Ni siquiera desde lo pragmático resulta razonable apoyar semejante dislate. Si una persona comete un crimen debe responder por ello y eso implica que luego del proceso judicial que lo condene con las pruebas suficientes, es necesario que cumpla con las penas establecidas. Desterrarlo por ser extranjero en un procedimiento reducido, en definitiva bajo un proceso inadecuado, es deambular entre dos riesgosas situaciones. Una, la injusta inculpación anticipada; otra, el “premiar” la criminalidad con una expulsión que evita que cumpla una pena por sus fechorías.

Las fronteras son sólo un invento del hombre, absolutamente artificial y discrecional, que transita a contramano de la naturaleza. Los individuos viven en ciudades, por eso son ciudadanos. Habitan territorios delimitados por la lógica que propone el devenir espontaneo de sus comunidades.

La creación de las naciones, y su producto derivado más exacerbado, el de ese nacionalismo patriotero, le han hecho un escaso favor a la conformación de sociedades pacificas, constructivas y armónicas. Sólo han logrado hasta ahora promover enfrentamientos, guerras, divisiones y resentimientos.

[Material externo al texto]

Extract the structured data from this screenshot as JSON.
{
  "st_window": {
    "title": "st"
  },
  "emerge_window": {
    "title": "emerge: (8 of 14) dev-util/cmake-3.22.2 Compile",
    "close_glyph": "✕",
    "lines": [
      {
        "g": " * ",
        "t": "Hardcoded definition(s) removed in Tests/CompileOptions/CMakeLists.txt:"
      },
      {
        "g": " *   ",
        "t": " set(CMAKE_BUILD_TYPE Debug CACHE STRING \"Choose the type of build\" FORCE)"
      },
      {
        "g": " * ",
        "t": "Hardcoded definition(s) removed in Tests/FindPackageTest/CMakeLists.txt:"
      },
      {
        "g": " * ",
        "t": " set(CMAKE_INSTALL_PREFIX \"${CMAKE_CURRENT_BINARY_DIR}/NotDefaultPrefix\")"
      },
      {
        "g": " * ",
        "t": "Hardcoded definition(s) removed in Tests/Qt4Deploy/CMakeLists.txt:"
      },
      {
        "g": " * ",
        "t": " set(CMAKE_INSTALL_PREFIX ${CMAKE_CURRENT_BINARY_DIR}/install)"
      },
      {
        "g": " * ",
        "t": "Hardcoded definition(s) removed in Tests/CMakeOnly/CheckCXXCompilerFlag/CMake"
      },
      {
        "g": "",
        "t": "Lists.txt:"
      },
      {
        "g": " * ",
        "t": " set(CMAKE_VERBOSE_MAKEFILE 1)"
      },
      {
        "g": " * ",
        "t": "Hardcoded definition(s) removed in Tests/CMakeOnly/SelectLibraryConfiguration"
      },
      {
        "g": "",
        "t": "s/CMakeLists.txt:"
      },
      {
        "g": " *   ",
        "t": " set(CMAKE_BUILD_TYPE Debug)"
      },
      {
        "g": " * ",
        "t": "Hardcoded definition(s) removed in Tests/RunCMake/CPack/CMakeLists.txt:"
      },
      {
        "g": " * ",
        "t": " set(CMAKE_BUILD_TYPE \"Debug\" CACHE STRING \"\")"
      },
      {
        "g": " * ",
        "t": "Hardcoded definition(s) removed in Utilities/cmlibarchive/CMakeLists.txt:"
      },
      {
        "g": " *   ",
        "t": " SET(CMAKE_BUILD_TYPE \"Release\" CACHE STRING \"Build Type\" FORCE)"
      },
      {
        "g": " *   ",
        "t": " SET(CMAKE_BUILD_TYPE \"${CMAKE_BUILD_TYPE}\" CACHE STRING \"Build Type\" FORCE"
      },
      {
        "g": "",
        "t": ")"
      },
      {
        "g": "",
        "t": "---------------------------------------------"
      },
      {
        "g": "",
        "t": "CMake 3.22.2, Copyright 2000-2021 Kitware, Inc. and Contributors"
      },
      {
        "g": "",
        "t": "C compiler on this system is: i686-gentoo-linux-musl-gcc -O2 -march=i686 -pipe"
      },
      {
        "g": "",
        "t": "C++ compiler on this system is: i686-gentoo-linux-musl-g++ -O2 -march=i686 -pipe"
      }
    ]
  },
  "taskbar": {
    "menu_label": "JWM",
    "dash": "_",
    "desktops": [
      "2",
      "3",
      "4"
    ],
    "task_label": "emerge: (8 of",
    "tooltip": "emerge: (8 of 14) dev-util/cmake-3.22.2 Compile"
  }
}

La incoherencia es una de las claves de este asunto. Algunos que dicen defender libertades, son los primeros en pretender diferencias jurídicas entre los nativos locales y los foráneos, apoyando leyes como éstas. Del otro lado, los supuestos “progres”, esos que dicen resguardar los derechos humanos, son los que luego piden normas proteccionistas para la industria nacional atacando a todo lo que provenga de afuera.

Es evidentemente que son demasiados los que tienen un gran desorden de ideas. Sus inconsistencias son muchas y sus argumentos se acomodan según sus sentimientos y no en función de una visión racional y equilibrada.

A la incoherencia se le suma una constante hipocresía en esto de justificar posiciones. A estos personajes los mueven pasiones, los moviliza ese conjunto de abominaciones viscerales y, desde una mirada emocional, construyen ciertas tesis sólo para disimular. Saben que el odio no puede ser exhibido como algo positivo y entonces tratan de intelectualizar premisas para no quedar tan descolocados.

La xenofobia es un sentimiento detestable. Los que odian a los extranjeros no lo reconocen con sinceridad e intentan camuflar sus ruines sensaciones. Ellos saben de su indigna conducta, pero la misma debe ser considerada solo como una renovada versión de la más absoluta hipocresía e inconsistencia del pensamiento contemporáneo.